Dla nas wspomnienia z dzieciństwa mają smak i zapach faworków przygotowanych przez ukochaną babcię. Albo sałatki jarzynowej – takiej, której nikt już w naszej dorosłości nie mógł powtórzyć.
A dla dzieci z obozu na Lesvos? Czy będzie to suchy podpłomyk, jedzony prędko po wielogodzinnym oczekiwaniu w upale?
Wspólne jedzenie to nie tylko realizowanie najprostszej potrzeby – to też budowanie tradycji rodzinnych i pogłębianie więzi. Dla najmłodszych członków rodziny ma też nieoczekiwane efekty – wzbogaca słownictwo bardziej, niż czytanie na dobranoc. Czy więc może dziwić to, że Katerina i Nikos z Lesvos wkładają tyle serca w swoją codzienną pracę, polegającą na przygotowywaniu posiłków dla najbardziej potrzebujących?
Sednem tego co robią nie jest po prostu nakarmienie ludzi.

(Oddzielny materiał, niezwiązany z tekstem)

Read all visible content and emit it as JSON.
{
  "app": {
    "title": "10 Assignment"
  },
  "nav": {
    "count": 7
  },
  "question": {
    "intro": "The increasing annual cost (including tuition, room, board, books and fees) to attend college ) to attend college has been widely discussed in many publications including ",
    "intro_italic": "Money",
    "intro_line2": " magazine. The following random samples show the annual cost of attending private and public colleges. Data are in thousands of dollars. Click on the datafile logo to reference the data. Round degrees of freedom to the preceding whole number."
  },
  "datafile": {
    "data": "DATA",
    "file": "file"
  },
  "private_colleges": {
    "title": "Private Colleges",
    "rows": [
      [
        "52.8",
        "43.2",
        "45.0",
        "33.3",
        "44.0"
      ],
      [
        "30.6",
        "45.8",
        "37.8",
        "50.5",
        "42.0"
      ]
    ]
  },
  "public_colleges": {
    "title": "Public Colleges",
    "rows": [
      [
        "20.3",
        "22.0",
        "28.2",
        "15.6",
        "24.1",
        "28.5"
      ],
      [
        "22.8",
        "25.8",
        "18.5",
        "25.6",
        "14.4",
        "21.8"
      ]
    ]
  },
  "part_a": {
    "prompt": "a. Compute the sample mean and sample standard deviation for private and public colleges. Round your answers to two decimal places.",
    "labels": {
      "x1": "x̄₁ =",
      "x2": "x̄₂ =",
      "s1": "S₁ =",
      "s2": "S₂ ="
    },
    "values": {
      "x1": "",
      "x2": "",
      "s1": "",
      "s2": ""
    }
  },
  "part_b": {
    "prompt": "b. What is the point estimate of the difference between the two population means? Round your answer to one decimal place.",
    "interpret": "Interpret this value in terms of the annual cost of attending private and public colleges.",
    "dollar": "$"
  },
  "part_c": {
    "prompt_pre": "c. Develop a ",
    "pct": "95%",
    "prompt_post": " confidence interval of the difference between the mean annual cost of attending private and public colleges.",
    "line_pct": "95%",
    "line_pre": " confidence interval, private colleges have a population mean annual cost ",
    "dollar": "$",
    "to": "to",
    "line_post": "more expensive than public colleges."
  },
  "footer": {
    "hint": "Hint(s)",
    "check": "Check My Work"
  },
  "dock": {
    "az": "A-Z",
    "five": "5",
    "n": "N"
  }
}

To, choć w bardzo (bardzo!) ograniczonym zakresie, jest dostępne w obozie.
Katerina i Nikos przywracają tej czynności człowieczeństwo.
Ludzie schorowani, kobiety z dziećmi i osoby starsze nie muszą stać w długich kolejkach, na otwartym słońcu, by otrzymać posiłek stanowiący minimum egzystencjalne. Posiłki od Kateriny i Nikosa podarowane są z sercem – z kuchni wprost do rąk ludzi, którzy najbardziej ich potrzebują.
Czasem posiłki przekazywane są bezpośrednio do małego obozowego konteneru, który na jakiś czas musi stać się domem tych, którzy uciekli przed przemocą i represjonowaniem. Czasem potrzebujący zapraszani są do restauracji Kateriny i Nikosa, która jest otwarta dla wszystkich. Jeszcze ciepłe, pełne warzyw i staranności, staną się dla dzieci z obozu jednym z tych wspomnień, do których będą regularnie wracać. Czy będzie to kojarzący się z domem i bezpieczeństwem talerz warzyw? To zależy tylko od nas i od Was.
Jeśli możecie sobie na to pozwolić, podarujcie tym dzieciakom choć jeden taki posiłek. Ciepły, pełen witamin i dobra, które mają w sercu Katerina i Nikos, tworzący miejsce, które po prostu nazywają Domem.